30 of the 60 seats in the Senate 31 seats needed for a majority
|  | First party | Second party | Third party |
| Leader | John Gorton | Lionel Murphy | Vince Gair |
| Party | Coalition | Labor | Democratic Labor |
| Seats before | 30 | 27 | 2 |
| Seats won | 14 | 13 | 2 |
| Seats after | 28 | 27 | 4 |
| Seat change | −2 | Steady | +2 |
| Popular vote | 2,365,373 | 2,489,990 | 540,006 |
| Percentage | 42.77% | 45.03% | 9.77% |
| Swing | −2.93pp | +0.36pp | +1.38pp |

= 1967 Australian Senate election =

Australian federal election

Elections were held on 25 November 1967 to elect half of the 60 seats in the Australian Senate for a term commencing on 1 July 1968. There was no accompanying election to the House of Representatives as the two election cycles had been out of synchronisation since 1963. The results were a setback for the government of Harold Holt. Having won a landslide victory at the House-only election the previous year, the Coalition instead lost two seats in the Senate. The Labor Party failed to make any gains in Gough Whitlam's first election as leader; the Democratic Labor Party gained two seats and held the balance of power until 1974.

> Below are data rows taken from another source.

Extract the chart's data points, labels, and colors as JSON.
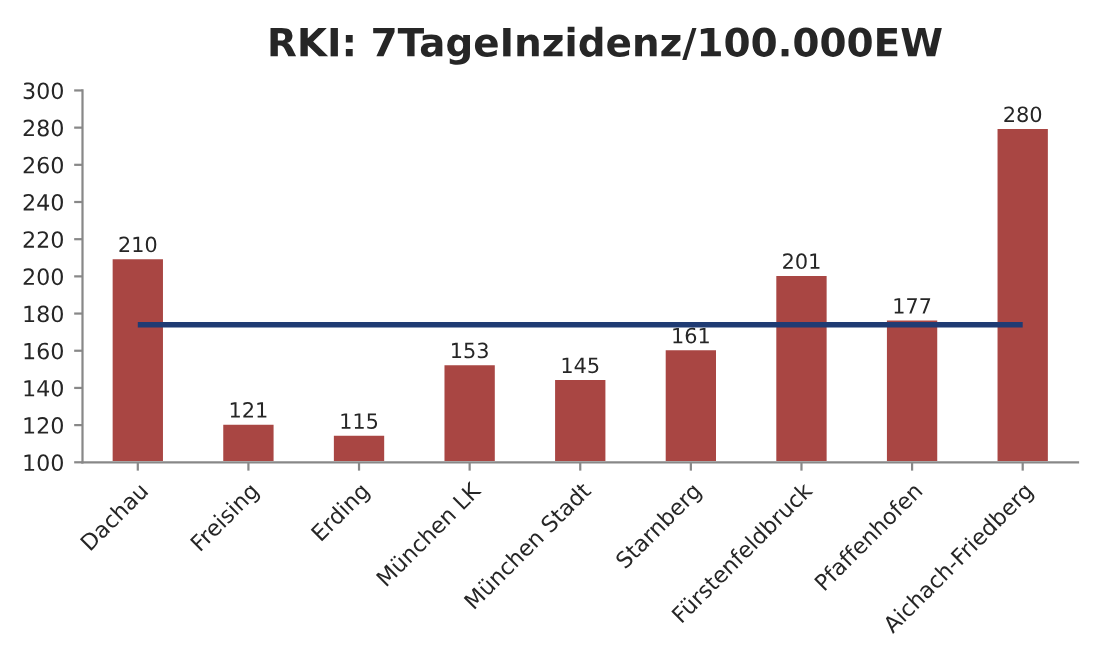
{
  "chart_data": {
    "type": "bar",
    "title": "RKI: 7TageInzidenz/100.000EW",
    "categories": [
      "Dachau",
      "Freising",
      "Erding",
      "München LK",
      "München Stadt",
      "Starnberg",
      "Fürstenfeldbruck",
      "Pfaffenhofen",
      "Aichach-Friedberg"
    ],
    "values": [
      210,
      121,
      115,
      153,
      145,
      161,
      201,
      177,
      280
    ],
    "color": "#a94643",
    "data_labels": true,
    "ylim": [
      100,
      300
    ],
    "yticks": [
      100,
      120,
      140,
      160,
      180,
      200,
      220,
      240,
      260,
      280,
      300
    ],
    "ref_lines": [
      {
        "axis": "y",
        "value": 174,
        "color": "#1f3b73"
      }
    ]
  }
}
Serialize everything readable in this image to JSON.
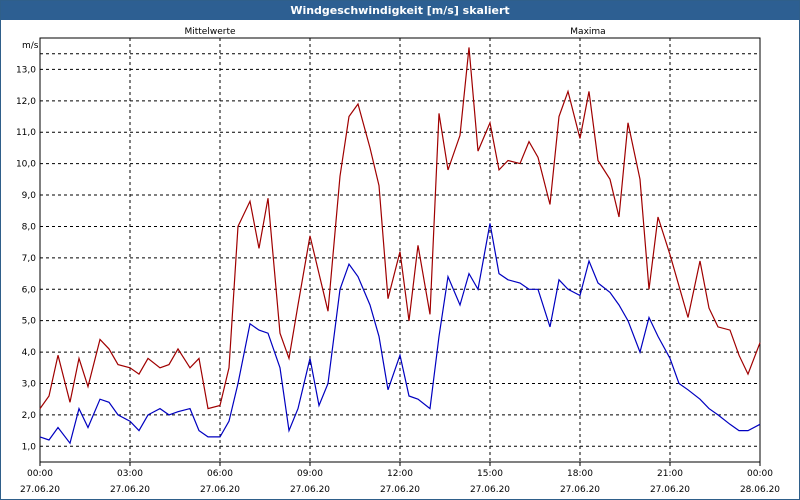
{
  "window": {
    "title": "Windgeschwindigkeit [m/s] skaliert"
  },
  "chart_data": {
    "type": "line",
    "title": "Windgeschwindigkeit [m/s] skaliert",
    "ylabel": "m/s",
    "ylim": [
      0.5,
      14.0
    ],
    "yticks": [
      "1,0",
      "2,0",
      "3,0",
      "4,0",
      "5,0",
      "6,0",
      "7,0",
      "8,0",
      "9,0",
      "10,0",
      "11,0",
      "12,0",
      "13,0"
    ],
    "xlim": [
      0,
      24
    ],
    "xticks": [
      {
        "time": "00:00",
        "date": "27.06.20"
      },
      {
        "time": "03:00",
        "date": "27.06.20"
      },
      {
        "time": "06:00",
        "date": "27.06.20"
      },
      {
        "time": "09:00",
        "date": "27.06.20"
      },
      {
        "time": "12:00",
        "date": "27.06.20"
      },
      {
        "time": "15:00",
        "date": "27.06.20"
      },
      {
        "time": "18:00",
        "date": "27.06.20"
      },
      {
        "time": "21:00",
        "date": "27.06.20"
      },
      {
        "time": "00:00",
        "date": "28.06.20"
      }
    ],
    "grid": true,
    "series": [
      {
        "name": "Mittelwerte",
        "color": "#0000c0",
        "x": [
          0,
          0.3,
          0.6,
          1,
          1.3,
          1.6,
          2,
          2.3,
          2.6,
          3,
          3.3,
          3.6,
          4,
          4.3,
          4.6,
          5,
          5.3,
          5.6,
          6,
          6.3,
          6.6,
          7,
          7.3,
          7.6,
          8,
          8.3,
          8.6,
          9,
          9.3,
          9.6,
          10,
          10.3,
          10.6,
          11,
          11.3,
          11.6,
          12,
          12.3,
          12.6,
          13,
          13.3,
          13.6,
          14,
          14.3,
          14.6,
          15,
          15.3,
          15.6,
          16,
          16.3,
          16.6,
          17,
          17.3,
          17.6,
          18,
          18.3,
          18.6,
          19,
          19.3,
          19.6,
          20,
          20.3,
          20.6,
          21,
          21.3,
          21.6,
          22,
          22.3,
          22.6,
          23,
          23.3,
          23.6,
          24
        ],
        "values": [
          1.3,
          1.2,
          1.6,
          1.1,
          2.2,
          1.6,
          2.5,
          2.4,
          2.0,
          1.8,
          1.5,
          2.0,
          2.2,
          2.0,
          2.1,
          2.2,
          1.5,
          1.3,
          1.3,
          1.8,
          3.0,
          4.9,
          4.7,
          4.6,
          3.5,
          1.5,
          2.2,
          3.8,
          2.3,
          3.0,
          6.0,
          6.8,
          6.4,
          5.5,
          4.5,
          2.8,
          3.9,
          2.6,
          2.5,
          2.2,
          4.5,
          6.4,
          5.5,
          6.5,
          6.0,
          8.1,
          6.5,
          6.3,
          6.2,
          6.0,
          6.0,
          4.8,
          6.3,
          6.0,
          5.8,
          6.9,
          6.2,
          5.9,
          5.5,
          5.0,
          4.0,
          5.1,
          4.5,
          3.8,
          3.0,
          2.8,
          2.5,
          2.2,
          2.0,
          1.7,
          1.5,
          1.5,
          1.7
        ]
      },
      {
        "name": "Maxima",
        "color": "#a00000",
        "x": [
          0,
          0.3,
          0.6,
          1,
          1.3,
          1.6,
          2,
          2.3,
          2.6,
          3,
          3.3,
          3.6,
          4,
          4.3,
          4.6,
          5,
          5.3,
          5.6,
          6,
          6.3,
          6.6,
          7,
          7.3,
          7.6,
          8,
          8.3,
          8.6,
          9,
          9.3,
          9.6,
          10,
          10.3,
          10.6,
          11,
          11.3,
          11.6,
          12,
          12.3,
          12.6,
          13,
          13.3,
          13.6,
          14,
          14.3,
          14.6,
          15,
          15.3,
          15.6,
          16,
          16.3,
          16.6,
          17,
          17.3,
          17.6,
          18,
          18.3,
          18.6,
          19,
          19.3,
          19.6,
          20,
          20.3,
          20.6,
          21,
          21.3,
          21.6,
          22,
          22.3,
          22.6,
          23,
          23.3,
          23.6,
          24
        ],
        "values": [
          2.2,
          2.6,
          3.9,
          2.4,
          3.8,
          2.9,
          4.4,
          4.1,
          3.6,
          3.5,
          3.3,
          3.8,
          3.5,
          3.6,
          4.1,
          3.5,
          3.8,
          2.2,
          2.3,
          3.5,
          8.0,
          8.8,
          7.3,
          8.9,
          4.6,
          3.8,
          5.5,
          7.7,
          6.5,
          5.3,
          9.6,
          11.5,
          11.9,
          10.5,
          9.3,
          5.7,
          7.2,
          5.0,
          7.4,
          5.2,
          11.6,
          9.8,
          10.9,
          13.7,
          10.4,
          11.3,
          9.8,
          10.1,
          10.0,
          10.7,
          10.2,
          8.7,
          11.5,
          12.3,
          10.8,
          12.3,
          10.1,
          9.5,
          8.3,
          11.3,
          9.5,
          6.0,
          8.3,
          7.1,
          6.1,
          5.1,
          6.9,
          5.4,
          4.8,
          4.7,
          3.9,
          3.3,
          4.3
        ]
      }
    ]
  }
}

Senate (STV) — 1967–70 — Turnout 95.11% (CV) — Informal 6.10%
| Party |  |  | Votes | % | Swing | Seats won | Seats held | Change |
|  | Labor |  | 2,489,990 | 45.03 | +0.36 | 13 | 27 | 0 |
|  | Liberal–Country coalition (total) |  | 2,365,373 | 42.77 | –2.93 | 14 | 28 | –2 |
|  | Liberal–Country joint ticket | 1,870,057 | 33.82 | +9.41 | 6 | * | * |
|  | Liberal (separate ticket) | 450,454 | 8.15 | –11.93 | 7 | 21 | –2 |
|  | Country (separate ticket) | 44,862 | 0.81 | –0.40 | 1 | 7 | 0 |
|  | Democratic Labor |  | 540,006 | 9.77 | +1.38 | 2 | 4 | +2 |
|  | Reform Movement |  | 58,679 | 1.06 | +1.06 | 0 | 0 | 0 |
|  | Communist |  | 20,648 | 0.37 | –0.36 | 0 | 0 | 0 |
|  | Independent / ungrouped |  | 55,192 | 1.00 | +0.48 | 1 | 1 | 0 |
|  | Total |  | 5,529,888 |  |  | 30 | 60 |  |

- Notes
- In New South Wales, Queensland, and Victoria, the coalition parties ran a joint ticket. Of the six senators elected on a joint ticket, three were members of the Liberal Party and three were members of the Country Party. In Western Australia, the coalition parties ran on separate tickets. In South Australia and Tasmania, only the Liberal Party ran a ticket.
- The sole independent elected was Reg Turnbull of Tasmania.